Crise migratória no século XXI: o olhar brasileiro para o estrangeiro

Enviada em 10/08/2021

De acordo com as historiadoras Lilia Schwarcz e Heloisa Starling, em seu livro “Brasil: Uma Biografia”, a nação Brasileira vive um conflito entre ter uma das constituições mais avançadas do mundo e apesar disto conviver em uma realidade em que tais direitos não são garantidos para a majoritária população, o que caracterizaria uma das idiossincrasias da sociedade brasileira. Tal característica é facilmente observada na problemática crise migratória do século XXI, no qual o brasileiro apresenta um olhar preconceituoso para o estrangeiro, mesmo este indivíduo inserido no país, tendo garantias constitucionais como qualquer outro cidadão. Esse horrendo cenário é fomentado não somente em razão da visão deturpada para com o estrangeiro como na própria falta de conhecimento sobre seus próprios direitos. Desse modo, é imperiosa a análise da conjuntura, a fim de mitigar a situação e fazer valer os direitos cidadãos.

Em primeira instância, cabe pontuar que a Constituição Cidadã de 1988, pontua que o estrangeiro, tal qual o brasileiro nativo tem seus direitos e deveres, como saúde, moradia e até mesmo o direito ao voto. Contudo, seus direitos são deturpados na visão nacional, visto que para muitos estes seriam um tipo de cidadão de segunda categoria que estaria usurpando as riquezas nacionais. Essa atitude, bem descrita por José Saramago em sua obra “Ensaio sobre a Cegueira”, seria manifestação do fenômeno da cegueira moral, pois a visão alienada da sociedade frente às demais realidades é fomentada, sobretudo, pela falta de informação e empatia.

Em segunda análise, a falta o exercício da cidadania do brasileiro nativo afeta não somente a vida do migrante como fere os princípios de democracia, pois, como afirma o geógrafo Milton Santos, em seu livro “As Cidadanias Mutiladas”, uma democracia só é efetiva quando se abrange todo o corpo social, ou seja, na medida em que seus direitos são universais e desfrutados por todos cidadãos.
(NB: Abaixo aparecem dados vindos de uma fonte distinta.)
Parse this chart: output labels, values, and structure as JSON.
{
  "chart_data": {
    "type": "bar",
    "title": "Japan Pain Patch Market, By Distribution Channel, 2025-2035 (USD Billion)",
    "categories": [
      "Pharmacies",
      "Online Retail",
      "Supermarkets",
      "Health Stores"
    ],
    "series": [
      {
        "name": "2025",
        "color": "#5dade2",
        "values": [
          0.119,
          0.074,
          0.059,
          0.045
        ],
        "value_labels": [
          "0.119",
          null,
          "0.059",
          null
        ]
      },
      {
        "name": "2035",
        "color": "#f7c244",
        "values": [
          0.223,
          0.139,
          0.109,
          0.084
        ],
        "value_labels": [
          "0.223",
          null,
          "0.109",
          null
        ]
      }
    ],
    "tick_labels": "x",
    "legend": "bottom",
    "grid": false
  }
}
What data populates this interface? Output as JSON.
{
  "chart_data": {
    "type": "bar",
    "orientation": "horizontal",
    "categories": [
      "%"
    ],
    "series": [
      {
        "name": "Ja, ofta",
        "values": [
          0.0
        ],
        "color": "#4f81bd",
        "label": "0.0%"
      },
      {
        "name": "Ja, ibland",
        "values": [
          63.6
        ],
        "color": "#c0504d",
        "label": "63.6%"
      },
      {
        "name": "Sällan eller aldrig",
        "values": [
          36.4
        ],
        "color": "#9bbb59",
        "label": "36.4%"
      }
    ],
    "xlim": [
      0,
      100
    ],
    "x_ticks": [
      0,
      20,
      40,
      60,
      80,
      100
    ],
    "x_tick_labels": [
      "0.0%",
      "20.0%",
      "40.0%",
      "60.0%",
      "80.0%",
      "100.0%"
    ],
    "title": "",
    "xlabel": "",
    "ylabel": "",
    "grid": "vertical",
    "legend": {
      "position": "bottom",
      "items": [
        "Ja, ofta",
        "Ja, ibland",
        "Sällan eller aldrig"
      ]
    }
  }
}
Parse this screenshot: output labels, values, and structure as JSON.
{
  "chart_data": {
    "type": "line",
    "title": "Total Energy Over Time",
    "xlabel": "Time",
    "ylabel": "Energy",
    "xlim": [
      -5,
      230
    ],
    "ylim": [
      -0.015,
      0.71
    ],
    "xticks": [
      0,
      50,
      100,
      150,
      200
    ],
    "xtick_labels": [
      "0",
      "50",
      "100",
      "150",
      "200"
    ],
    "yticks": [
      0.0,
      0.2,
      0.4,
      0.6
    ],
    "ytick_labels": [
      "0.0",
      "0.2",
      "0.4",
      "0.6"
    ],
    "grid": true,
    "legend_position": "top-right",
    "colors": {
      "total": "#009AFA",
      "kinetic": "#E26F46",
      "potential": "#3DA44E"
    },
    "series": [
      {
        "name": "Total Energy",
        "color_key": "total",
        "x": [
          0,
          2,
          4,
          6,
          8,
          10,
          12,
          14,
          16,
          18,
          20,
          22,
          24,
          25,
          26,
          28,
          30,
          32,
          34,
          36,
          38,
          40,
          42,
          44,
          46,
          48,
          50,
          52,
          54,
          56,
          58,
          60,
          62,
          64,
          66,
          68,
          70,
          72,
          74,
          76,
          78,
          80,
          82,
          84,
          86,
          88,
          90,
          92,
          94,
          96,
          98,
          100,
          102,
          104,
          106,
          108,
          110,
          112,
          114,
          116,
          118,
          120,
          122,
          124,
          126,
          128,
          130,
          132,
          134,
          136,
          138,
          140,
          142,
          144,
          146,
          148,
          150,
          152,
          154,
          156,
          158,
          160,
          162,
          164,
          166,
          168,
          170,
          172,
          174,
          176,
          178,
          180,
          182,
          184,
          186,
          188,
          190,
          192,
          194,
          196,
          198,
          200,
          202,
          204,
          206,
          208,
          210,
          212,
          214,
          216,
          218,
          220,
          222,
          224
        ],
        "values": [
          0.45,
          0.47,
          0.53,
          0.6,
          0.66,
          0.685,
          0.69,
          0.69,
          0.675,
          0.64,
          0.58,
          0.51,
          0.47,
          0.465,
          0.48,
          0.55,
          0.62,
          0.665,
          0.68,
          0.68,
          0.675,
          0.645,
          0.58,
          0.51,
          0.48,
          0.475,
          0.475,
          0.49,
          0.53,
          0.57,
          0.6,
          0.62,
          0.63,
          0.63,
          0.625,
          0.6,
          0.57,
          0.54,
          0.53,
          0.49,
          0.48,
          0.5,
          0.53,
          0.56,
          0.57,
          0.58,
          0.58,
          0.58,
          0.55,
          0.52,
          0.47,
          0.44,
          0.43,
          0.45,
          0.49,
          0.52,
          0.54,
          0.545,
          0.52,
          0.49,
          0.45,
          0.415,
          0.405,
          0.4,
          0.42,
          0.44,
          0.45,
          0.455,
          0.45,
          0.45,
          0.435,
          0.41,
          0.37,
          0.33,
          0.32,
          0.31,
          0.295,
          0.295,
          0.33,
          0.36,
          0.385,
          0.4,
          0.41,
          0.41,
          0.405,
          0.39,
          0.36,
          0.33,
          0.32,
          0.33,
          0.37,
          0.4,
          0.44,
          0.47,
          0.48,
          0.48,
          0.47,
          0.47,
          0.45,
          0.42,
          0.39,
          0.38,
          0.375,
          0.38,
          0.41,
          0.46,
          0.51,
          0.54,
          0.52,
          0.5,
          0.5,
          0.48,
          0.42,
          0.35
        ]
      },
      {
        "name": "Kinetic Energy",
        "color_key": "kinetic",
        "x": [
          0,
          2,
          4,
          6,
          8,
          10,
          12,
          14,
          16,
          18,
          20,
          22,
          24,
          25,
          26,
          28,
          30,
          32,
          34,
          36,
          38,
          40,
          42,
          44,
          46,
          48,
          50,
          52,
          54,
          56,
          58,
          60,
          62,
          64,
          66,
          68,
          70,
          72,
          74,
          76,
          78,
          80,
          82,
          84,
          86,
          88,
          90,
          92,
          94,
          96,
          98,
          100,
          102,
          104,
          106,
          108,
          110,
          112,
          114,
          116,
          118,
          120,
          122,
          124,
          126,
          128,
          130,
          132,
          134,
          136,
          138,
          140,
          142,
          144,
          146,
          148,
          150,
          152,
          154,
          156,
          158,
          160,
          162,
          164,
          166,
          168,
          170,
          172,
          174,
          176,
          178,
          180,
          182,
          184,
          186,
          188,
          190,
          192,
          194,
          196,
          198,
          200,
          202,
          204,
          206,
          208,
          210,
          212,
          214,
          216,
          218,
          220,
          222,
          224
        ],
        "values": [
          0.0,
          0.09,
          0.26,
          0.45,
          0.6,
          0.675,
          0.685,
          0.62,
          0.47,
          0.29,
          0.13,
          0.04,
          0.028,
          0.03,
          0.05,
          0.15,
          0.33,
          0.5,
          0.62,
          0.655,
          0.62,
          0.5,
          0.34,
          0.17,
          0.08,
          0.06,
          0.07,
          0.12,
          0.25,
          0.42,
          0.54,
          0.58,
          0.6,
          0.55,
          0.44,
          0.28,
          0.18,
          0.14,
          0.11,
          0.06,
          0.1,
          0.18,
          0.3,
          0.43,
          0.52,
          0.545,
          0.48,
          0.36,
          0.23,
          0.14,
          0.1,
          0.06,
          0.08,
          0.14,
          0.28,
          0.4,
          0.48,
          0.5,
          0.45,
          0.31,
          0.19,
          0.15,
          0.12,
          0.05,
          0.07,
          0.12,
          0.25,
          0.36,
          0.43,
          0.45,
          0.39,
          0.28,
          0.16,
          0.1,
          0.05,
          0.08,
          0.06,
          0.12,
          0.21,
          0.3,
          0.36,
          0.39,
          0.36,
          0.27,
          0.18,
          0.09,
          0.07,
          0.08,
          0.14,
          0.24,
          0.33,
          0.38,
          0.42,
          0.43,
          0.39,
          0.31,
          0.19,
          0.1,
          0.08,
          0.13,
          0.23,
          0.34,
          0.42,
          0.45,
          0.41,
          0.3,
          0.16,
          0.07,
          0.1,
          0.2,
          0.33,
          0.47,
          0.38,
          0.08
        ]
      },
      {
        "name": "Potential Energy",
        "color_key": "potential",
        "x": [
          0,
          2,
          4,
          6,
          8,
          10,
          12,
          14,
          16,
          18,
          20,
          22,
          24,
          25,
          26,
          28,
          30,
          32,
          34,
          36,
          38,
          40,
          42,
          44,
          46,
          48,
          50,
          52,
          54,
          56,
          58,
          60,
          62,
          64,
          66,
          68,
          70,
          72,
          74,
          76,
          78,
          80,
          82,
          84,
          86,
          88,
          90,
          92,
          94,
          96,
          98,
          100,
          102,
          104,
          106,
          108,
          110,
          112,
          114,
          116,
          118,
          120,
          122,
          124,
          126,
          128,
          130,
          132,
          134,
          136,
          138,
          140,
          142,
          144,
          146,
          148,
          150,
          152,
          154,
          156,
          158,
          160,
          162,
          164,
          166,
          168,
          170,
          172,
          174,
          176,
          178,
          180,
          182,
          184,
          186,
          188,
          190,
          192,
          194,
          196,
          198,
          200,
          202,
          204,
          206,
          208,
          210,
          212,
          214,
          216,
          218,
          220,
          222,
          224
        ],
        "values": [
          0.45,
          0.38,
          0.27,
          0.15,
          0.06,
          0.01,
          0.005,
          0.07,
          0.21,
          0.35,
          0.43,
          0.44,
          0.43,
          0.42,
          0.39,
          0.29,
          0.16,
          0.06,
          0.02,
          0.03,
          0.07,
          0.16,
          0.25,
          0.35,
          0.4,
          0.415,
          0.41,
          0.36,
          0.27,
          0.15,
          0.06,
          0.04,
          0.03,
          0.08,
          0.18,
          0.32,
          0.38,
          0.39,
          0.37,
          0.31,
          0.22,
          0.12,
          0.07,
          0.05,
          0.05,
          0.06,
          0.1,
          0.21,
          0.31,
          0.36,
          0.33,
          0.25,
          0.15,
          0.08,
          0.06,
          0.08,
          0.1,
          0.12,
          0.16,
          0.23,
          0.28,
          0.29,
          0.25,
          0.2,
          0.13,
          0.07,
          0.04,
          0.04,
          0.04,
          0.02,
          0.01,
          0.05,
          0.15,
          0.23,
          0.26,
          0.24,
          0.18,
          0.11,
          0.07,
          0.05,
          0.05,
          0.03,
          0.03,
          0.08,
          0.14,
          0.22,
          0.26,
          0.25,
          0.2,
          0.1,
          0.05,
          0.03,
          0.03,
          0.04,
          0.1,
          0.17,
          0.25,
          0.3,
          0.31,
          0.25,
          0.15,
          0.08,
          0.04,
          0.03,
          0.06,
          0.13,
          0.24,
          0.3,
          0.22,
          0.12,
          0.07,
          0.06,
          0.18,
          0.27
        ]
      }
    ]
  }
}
Esse pensamento vai de encontro ao que afirma o sociólogo Émile Durkheim, que propõe em sua teoria sobre o “Ambiente patológico”, que uma sociedade corrompida em seus valores interrompe o progresso social de todo coletivo.

Desta maneira, é de suma importância a retomada dos elementos constitucionais com o fito de garantir ao estrangeiro a valência de sua cidadania. Assim sendo, cabe ao Ministério da Educação -Ramo do estado responsável pela formação civil- incluir na educação básica a matéria de Cidadania, para que desde a tenra idade, os cidadãos brasileiros tenham consciência dos direitos e deveres do migrante, além da própria, fortalecendo assim os princípios democráticos brasileiros, formando uma sociedade guiada pelos elementos da constituição e garantindo o avanço do país tupiniquim.